Cuando llegué abajo, me di cuenta de que algo no iba bien, me encontraba en un auténtico poblado romano. Parecía que en este pueblo los años no habían pasado. Lo tenía todo: el cardo, el decumano, el foro, las termas, ínsulas, domus... Incluso un circo a las afueras. Mi asombro iba creciendo por momentos. Era... Era un tanto distinto a lo que había estado estudiando durante toda mi vida. Algunas cosas sí que coincidían, como los edificios más importantes, pero sin embargo miles de detalles que no aparecen en los libros de texto lo hacían diferente. Aún con asombro, me di una vuelta por el poblado. Solo había un problema: ¿Cómo iba a pasar desapercibida? Como pude, me «disfracé» con la vestimenta típica romana y me adentré en el mercado. Aquello era maravilloso a la vez que aterrador. Los comerciantes gritaban anunciando sus mercancías en un idioma que yo no entendía, seguramente el latín.

Me di una vuelta rápida observando con mucho detalle. A continuación, me acerqué al foro y me senté en un monumento que era algo parecido a una estatua, probablemente conmemorando la victoria de una batalla. La plaza estaba abarrotada, cientos de personas iban de acá para allá. Yo estaba abrumada, me sentía perdida. Se estaba empezando a hacer tarde y no tenía ni la menor idea de cómo volver. Pasé la tarde intentando darle razón a lo que estaba pasando pero nada encajaba. Parecía como que la cima del monte actuaba como una barrera de tiempo y que uno de sus lados iba con retraso; es decir, que llevaba dos mil años de desventaja. Después de mucho meditarlo, solo se me ocurría una idea: retroceder por donde había venido. Era mi única opción y, si eso no funcionaba, probablemente me quedaría atrapada en aquel lugar para siempre.
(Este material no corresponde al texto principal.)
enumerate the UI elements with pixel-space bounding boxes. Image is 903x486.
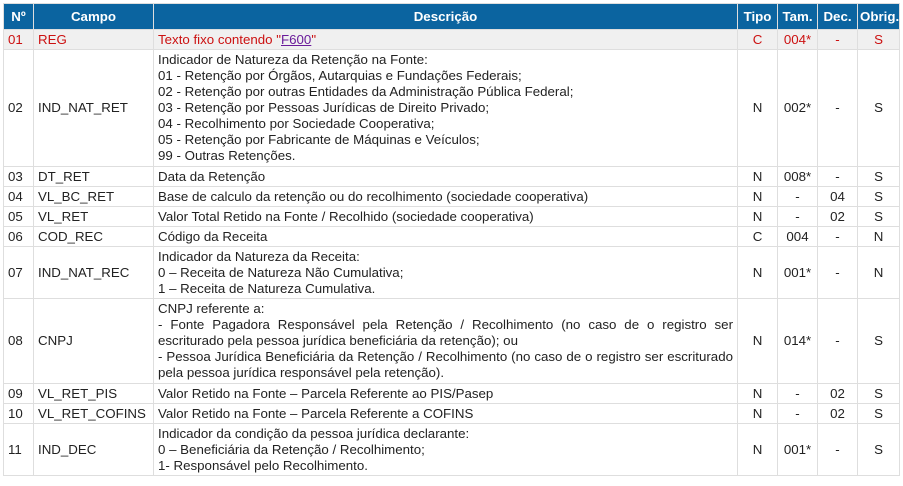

De modo que me puse la mochila en los hombros y comencé a caminar. Empezaba a anochecer por lo que cada minuto que transcurría aceleraba más los pasos. Al fin, llegué a la cima. Miré atrás y vi aquel poblado, justo entonces sentí algo que no había sentido en todo el día: pena. Pena de dejar atrás aquello tan maravilloso e increíble. Sin pensarlo más, me di la vuelta y continué hacia mi casa, donde me esperaba un precioso sillón y un café con leche.